Last month, Luzhkov suggested cloud-seeding during the winter for the first time, arguing that it would not only save Moscow money and headaches but help crops in the rural areas around the capital."What if we force this snow to fall beyond Moscow?" he asked, according to The Moscow Times. "The Moscow Region will have more water, bigger harvests, while we will have less snow."
The Moscow Region -- a separate district around the capital -- isn't welcoming the idea, and the local ecology minister said the plan must be studied by ecologists before it goes forward.

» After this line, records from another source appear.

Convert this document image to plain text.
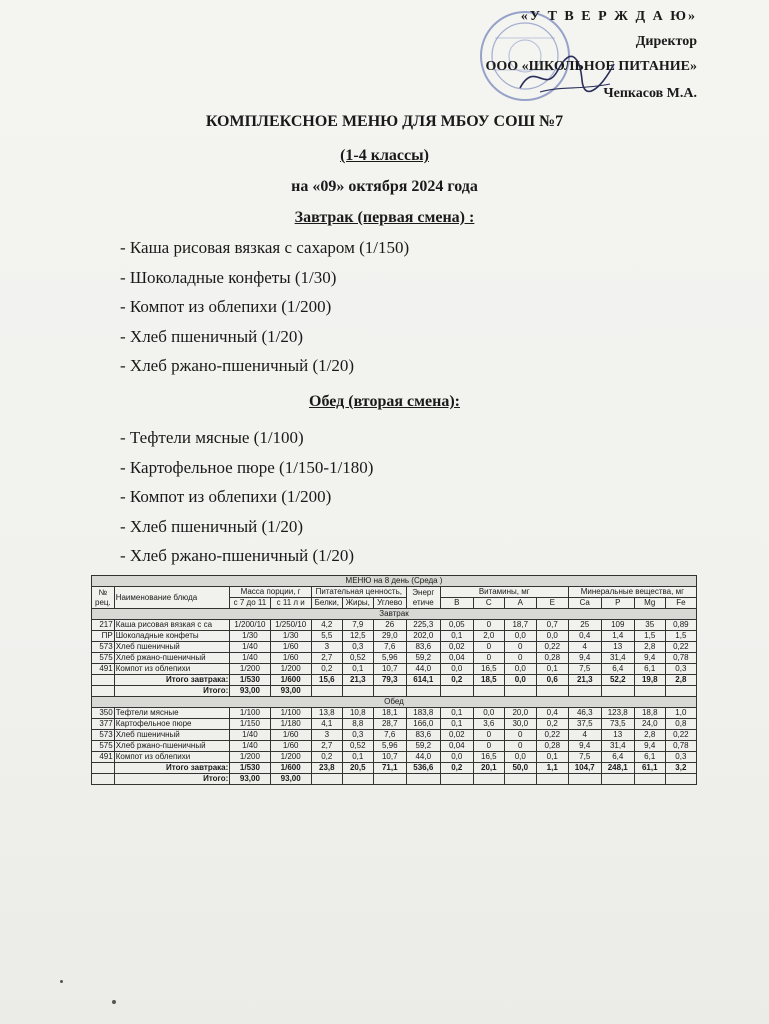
«У Т В Е Р Ж Д А Ю»
Директор
ООО «ШКОЛЬНОЕ ПИТАНИЕ»
Чепкасов М.А.
КОМПЛЕКСНОЕ МЕНЮ ДЛЯ МБОУ СОШ №7
(1-4 классы)
на «09» октября 2024 года
Завтрак (первая смена) :
- Каша рисовая вязкая с сахаром (1/150)
- Шоколадные конфеты (1/30)
- Компот из облепихи (1/200)
- Хлеб пшеничный (1/20)
- Хлеб ржано-пшеничный (1/20)
Обед (вторая смена):
- Тефтели мясные (1/100)
- Картофельное пюре (1/150-1/180)
- Компот из облепихи (1/200)
- Хлеб пшеничный (1/20)
- Хлеб ржано-пшеничный (1/20)
МЕНЮ на 8 день (Среда )															
№ рец.	Наименование блюда	Масса порции, г		Питательная ценность,			Энерг етиче	Витамины, мг				Минеральные вещества, мг			
		с 7 до 11	с 11 л и	Белки,	Жиры,	Углево		B	C	A	E	Ca	P	Mg	Fe
Завтрак															
217	Каша рисовая вязкая с са	1/200/10	1/250/10	4,2	7,9	26	225,3	0,05	0	18,7	0,7	25	109	35	0,89
ПР	Шоколадные конфеты	1/30	1/30	5,5	12,5	29,0	202,0	0,1	2,0	0,0	0,0	0,4	1,4	1,5	1,5
573	Хлеб пшеничный	1/40	1/60	3	0,3	7,6	83,6	0,02	0	0	0,22	4	13	2,8	0,22
575	Хлеб ржано-пшеничный	1/40	1/60	2,7	0,52	5,96	59,2	0,04	0	0	0,28	9,4	31,4	9,4	0,78
491	Компот из облепихи	1/200	1/200	0,2	0,1	10,7	44,0	0,0	16,5	0,0	0,1	7,5	6,4	6,1	0,3
	Итого завтрака:	1/530	1/600	15,6	21,3	79,3	614,1	0,2	18,5	0,0	0,6	21,3	52,2	19,8	2,8
	Итого:	93,00	93,00												
Обед															
350	Тефтели мясные	1/100	1/100	13,8	10,8	18,1	183,8	0,1	0,0	20,0	0,4	46,3	123,8	18,8	1,0
377	Картофельное пюре	1/150	1/180	4,1	8,8	28,7	166,0	0,1	3,6	30,0	0,2	37,5	73,5	24,0	0,8
573	Хлеб пшеничный	1/40	1/60	3	0,3	7,6	83,6	0,02	0	0	0,22	4	13	2,8	0,22
575	Хлеб ржано-пшеничный	1/40	1/60	2,7	0,52	5,96	59,2	0,04	0	0	0,28	9,4	31,4	9,4	0,78
491	Компот из облепихи	1/200	1/200	0,2	0,1	10,7	44,0	0,0	16,5	0,0	0,1	7,5	6,4	6,1	0,3
	Итого завтрака:	1/530	1/600	23,8	20,5	71,1	536,6	0,2	20,1	50,0	1,1	104,7	248,1	61,1	3,2
	Итого:	93,00	93,00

"The population of Moscow Region is concerned by this issue. We have received a lot of messages," said Ecology Minister Alla Kachan, according to the RIA news service.
Those messages may be coming from high places. Some of Moscow's powerful officials live outside the city and would have to navigate snowier roads to get to work.
"We'll need additional money for removing the snow. Where will we get it?" Pavel Lykov in the Region's public utilities and transport department told the Izvestia newspaper. "When they prevent clouds in Moscow in the summer, the cucumbers turn yellow. … The question is: is it safe?"
Tampering with Nature Sparks Protest
Luzhkov should think twice about interfering with the climate on this scale says Greenpeace Russia's Alexei Kiselev.
"People are calling us, people are writing us" by the thousands, he told ABC News. "From year to year, [Luzhkov's] ideas get more and more crazy."
Kiselev, who campaigns against toxic environmental issues, points to several ways the plan would affect the environment. First, he said, Moscow needs snow to protect its green spaces. Also, the "outdated" planes to be used and the chemicals sprayed are fundamentally harmful.
The environmental activist said this idea smacks of a ploy to lift Luzhkov's sagging popularity and said he expected the plan to die under review by a governmental body that would strike it down because of its environmental and logistical ramifications.
"Nobody knows what he's thinking. He can't even explain his ideas," said Kiselev. "If he's smart enough, he won't go through with it."